CLARKSBURG, W.Va. — A federal judge has agreed to give EQT until Sept. 17 to decide if it will continue its civil suit against the state Department of Environmental Protection, seeking to have legislation forbidding deductions from certain drilling leases declared unconstitutional.
EQT requested the extension of the stay in its suit against the DEP – the case is called Caperton after the DEP secretary – on July 19 (the original stay was granted Feb. 19 and EQT was supposed to give a status report by July 19).
At the time, EQT was awaiting the final order in the settlement of a related royalty-payment case, called Kay.

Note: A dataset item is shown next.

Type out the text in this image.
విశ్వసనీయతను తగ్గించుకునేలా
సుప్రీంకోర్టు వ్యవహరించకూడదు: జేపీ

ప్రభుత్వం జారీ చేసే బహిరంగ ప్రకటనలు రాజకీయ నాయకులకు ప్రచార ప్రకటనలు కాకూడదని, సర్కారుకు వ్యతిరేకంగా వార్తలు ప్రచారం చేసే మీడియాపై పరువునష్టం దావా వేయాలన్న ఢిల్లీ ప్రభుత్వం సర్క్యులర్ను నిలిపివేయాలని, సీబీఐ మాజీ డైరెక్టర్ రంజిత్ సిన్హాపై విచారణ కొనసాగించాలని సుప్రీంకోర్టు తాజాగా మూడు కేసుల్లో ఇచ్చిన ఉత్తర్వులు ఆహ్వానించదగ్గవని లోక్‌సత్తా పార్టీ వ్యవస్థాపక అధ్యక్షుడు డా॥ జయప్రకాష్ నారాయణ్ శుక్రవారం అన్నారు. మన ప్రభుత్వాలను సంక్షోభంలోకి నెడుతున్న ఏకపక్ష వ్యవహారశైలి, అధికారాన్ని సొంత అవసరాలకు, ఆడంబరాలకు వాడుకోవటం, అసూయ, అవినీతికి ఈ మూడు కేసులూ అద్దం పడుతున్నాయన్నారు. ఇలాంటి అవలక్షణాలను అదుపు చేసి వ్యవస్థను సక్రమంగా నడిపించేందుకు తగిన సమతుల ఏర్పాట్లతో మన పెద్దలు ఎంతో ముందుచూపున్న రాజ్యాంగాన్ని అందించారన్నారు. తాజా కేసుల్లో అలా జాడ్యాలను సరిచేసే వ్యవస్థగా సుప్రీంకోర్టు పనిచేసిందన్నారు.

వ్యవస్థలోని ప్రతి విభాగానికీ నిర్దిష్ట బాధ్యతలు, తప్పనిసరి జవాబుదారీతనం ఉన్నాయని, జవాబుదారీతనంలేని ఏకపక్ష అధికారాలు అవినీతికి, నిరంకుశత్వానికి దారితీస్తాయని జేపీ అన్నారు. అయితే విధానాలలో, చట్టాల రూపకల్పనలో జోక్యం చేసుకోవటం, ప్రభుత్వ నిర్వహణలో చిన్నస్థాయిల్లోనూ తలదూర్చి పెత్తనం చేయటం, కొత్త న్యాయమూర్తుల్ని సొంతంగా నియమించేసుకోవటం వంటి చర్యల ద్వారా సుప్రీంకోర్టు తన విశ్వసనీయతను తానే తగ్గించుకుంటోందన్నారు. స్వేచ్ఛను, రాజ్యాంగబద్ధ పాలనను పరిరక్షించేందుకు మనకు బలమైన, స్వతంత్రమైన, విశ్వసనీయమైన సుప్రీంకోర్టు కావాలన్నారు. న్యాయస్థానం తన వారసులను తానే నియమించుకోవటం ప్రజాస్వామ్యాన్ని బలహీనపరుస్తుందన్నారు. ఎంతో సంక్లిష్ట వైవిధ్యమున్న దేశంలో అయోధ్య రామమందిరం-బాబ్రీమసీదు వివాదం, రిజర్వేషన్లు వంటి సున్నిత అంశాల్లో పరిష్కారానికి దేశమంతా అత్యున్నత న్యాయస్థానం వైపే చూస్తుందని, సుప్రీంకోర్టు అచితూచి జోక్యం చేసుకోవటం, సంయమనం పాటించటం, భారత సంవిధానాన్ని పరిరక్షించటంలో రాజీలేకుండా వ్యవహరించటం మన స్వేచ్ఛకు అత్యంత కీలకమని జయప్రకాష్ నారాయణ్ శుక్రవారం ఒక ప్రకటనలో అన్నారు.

Both are in the U.S. District Court for the Northern District of West Virginia.
EQT said that the outcome of Kay might prompt it to dismiss the Caperton case.
EQT also noted that it has undergone a change of leadership and the new team might need time to review the case and decide how to proceed. On July 10, EQT shareholders elected seven board members supported by Toby and Derek Rice, brothers who previously ran Rice Energy, which EQT acquired. The shareholders also elected five board members approved by the Rice brothers and EQT. The board then named Toby Rice president and CEO.
The final order in Kay was issued on July 22. EQT has agreed, without admitting any wrongdoing to pay $53.5 million. Plaintiffs alleged that EQT and its midstream and downstream chain of subsidiaries wrongly deducted post-production expenses and severance taxes from their royalty checks, and did not report the sale of natural gas liquids.
The DEP did not object to EQT’s motion to extend the previous stay.
District Judge Thomas Kleeth issued his order to extend the stay on Monday. Although the final order in Kay had been issued by then, he also took into account the changes at EQT.
So the company has until Sept. 17 to file a status report and decide if it will continue the case or move to dismiss it.